Not too long ago, we were one of the very few calling for a discussion of reserves. We were told that we were clinging to the failed policies of the past and that globalization would take care of the problem. Then came 2007 and 2008 and some at the United Nations Food and Agricultural Organization (FAO) gingerly broached the issue as an element of food security, especially for the poorest of the poor. The International Policy Research Institute, better know as IFPRI, proposed a plan that included modest physical reserves along with other mechanisms.

This year Russia was too hot and dry, and we were too wet at the wrong time and prices began to shoot upward. Now we find The Economist and The Financial Times (London) calling for reserves on their editorial pages. It is becoming increasingly apparent that the commercials have no incentive to hold reserves and at times global crop production is not sufficient to meet ever-increasing needs. Thus the need for publicly-held reserves.

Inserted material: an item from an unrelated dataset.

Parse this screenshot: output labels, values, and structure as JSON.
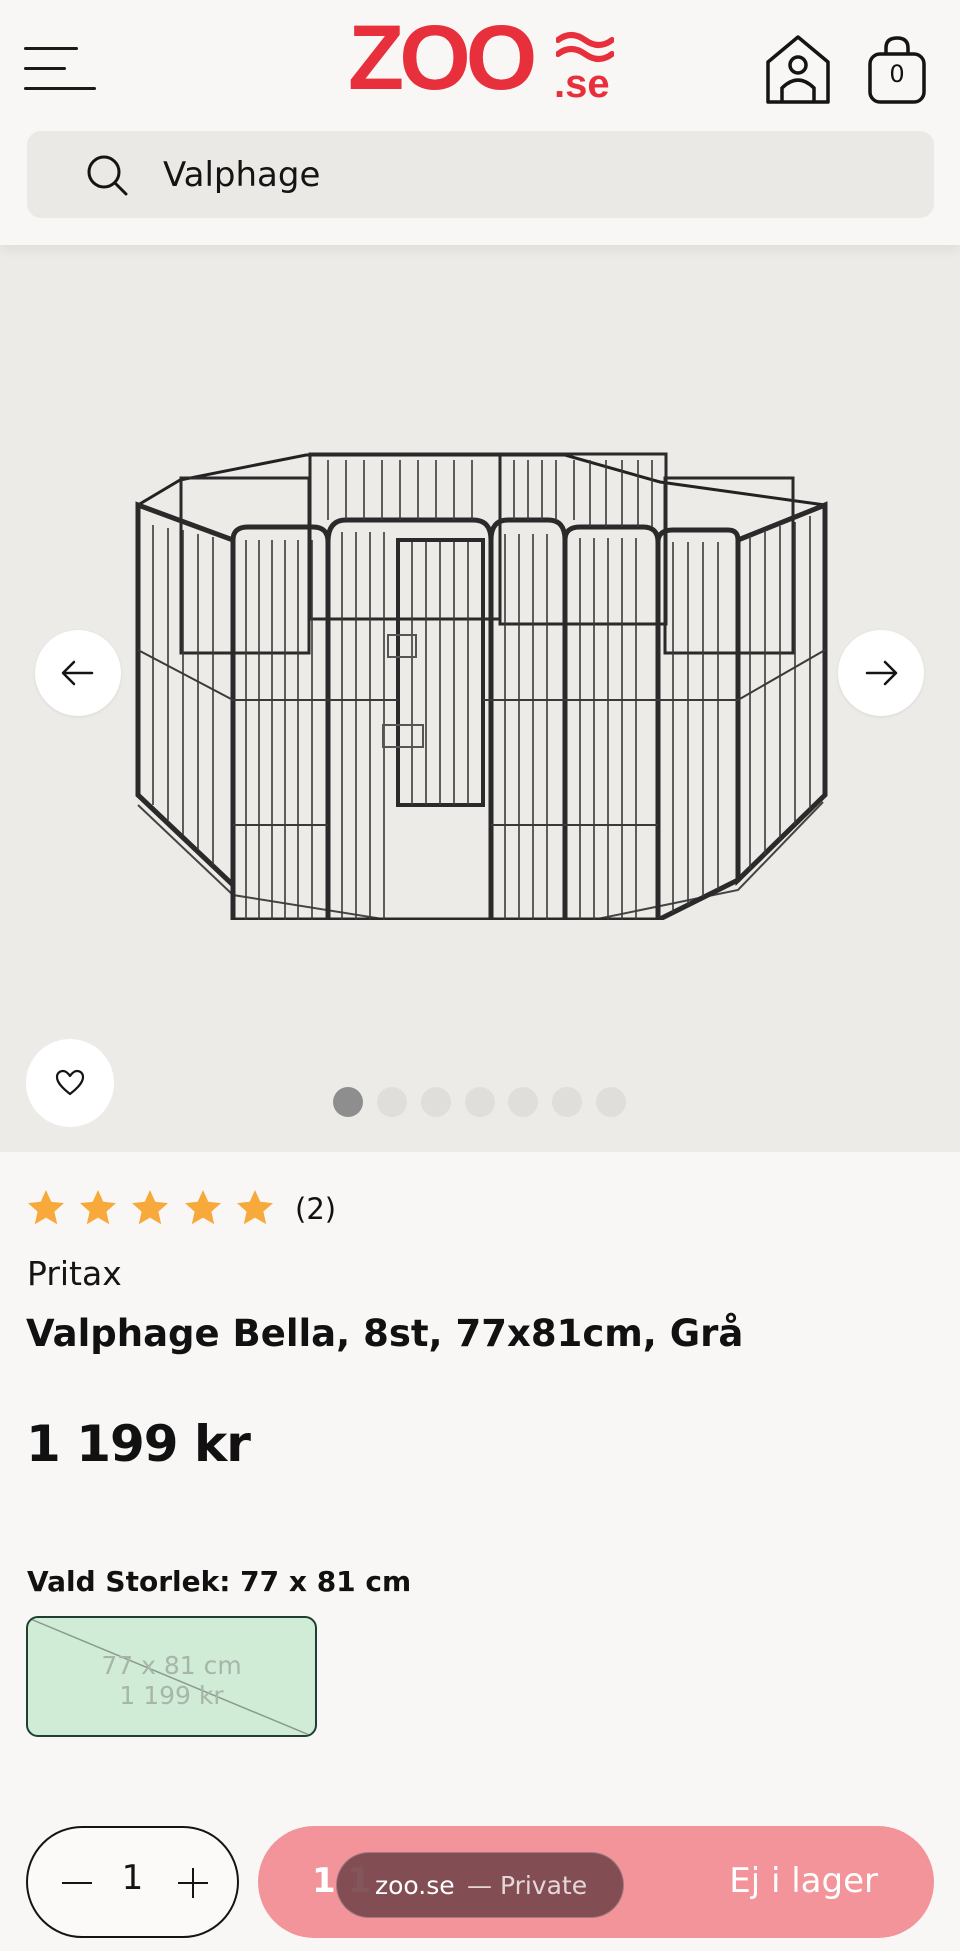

As agricultural research continues to push yield levels higher, we need to use years of surplus production to create reserves that will be large enough to maintain a comfortable cushion in the face of simultaneous production problems in two or major exporting areas in the same year.

The presence of reserves will stabilize markets in years of adequate, but tight production, while ensuring against the market disruptions that take place in years where production is inadequate.

While it is obvious how reserves can protect consumers – ensuring them of an adequate supply – farmers are worried that reserves will deprive them of the chance to get a fair price for their crop. We have often heard that reserves overhang the market resulting in prices that are below the cost of production.